A Colony in a Nation
Christopher L. Hayes - 2017
With the clarity and originality that distinguished his prescient bestseller, Twilight of the Elites, Chris Hayes upends our national conversation on policing and democracy in a book of wide-ranging historical, social, and political analysis.Hayes contends our country has fractured in two: the Colony and the Nation. In the Nation, we venerate the law. In the Colony, we obsess over order, fear trumps civil rights, and aggressive policing resembles occupation. A Colony in a Nation explains how a country founded on justice now looks like something uncomfortably close to a police state. How and why did Americans build a system where conditions in Ferguson and West Baltimore mirror those that sparked the American Revolution?A Colony in a Nation examines the surge in crime that began in the 1960s and peaked in the 1990s, and the unprecedented decline that followed.
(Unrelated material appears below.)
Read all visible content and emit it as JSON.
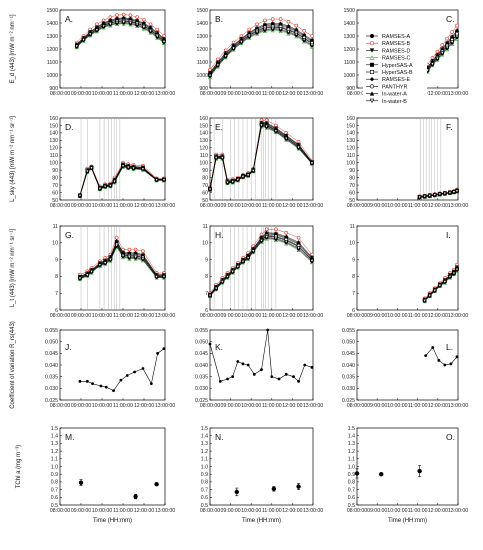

Drawing on close-hand reporting at flashpoints of racial conflict, as well as deeply personal experiences with policing, Hayes explores cultural touchstones, from the influential “broken windows” theory to the “squeegee men” of late-1980s Manhattan, to show how fear causes us to make dangerous and unfortunate choices, both in our society and at the personal level. With great empathy, he seeks to understand the challenges of policing communities haunted by the omnipresent threat of guns. Most important, he shows that a more democratic and sympathetic justice system already exists―in a place we least suspect.A Colony in a Nation is an essential book―searing and insightful―that will reframe our thinking about law and order in the years to come.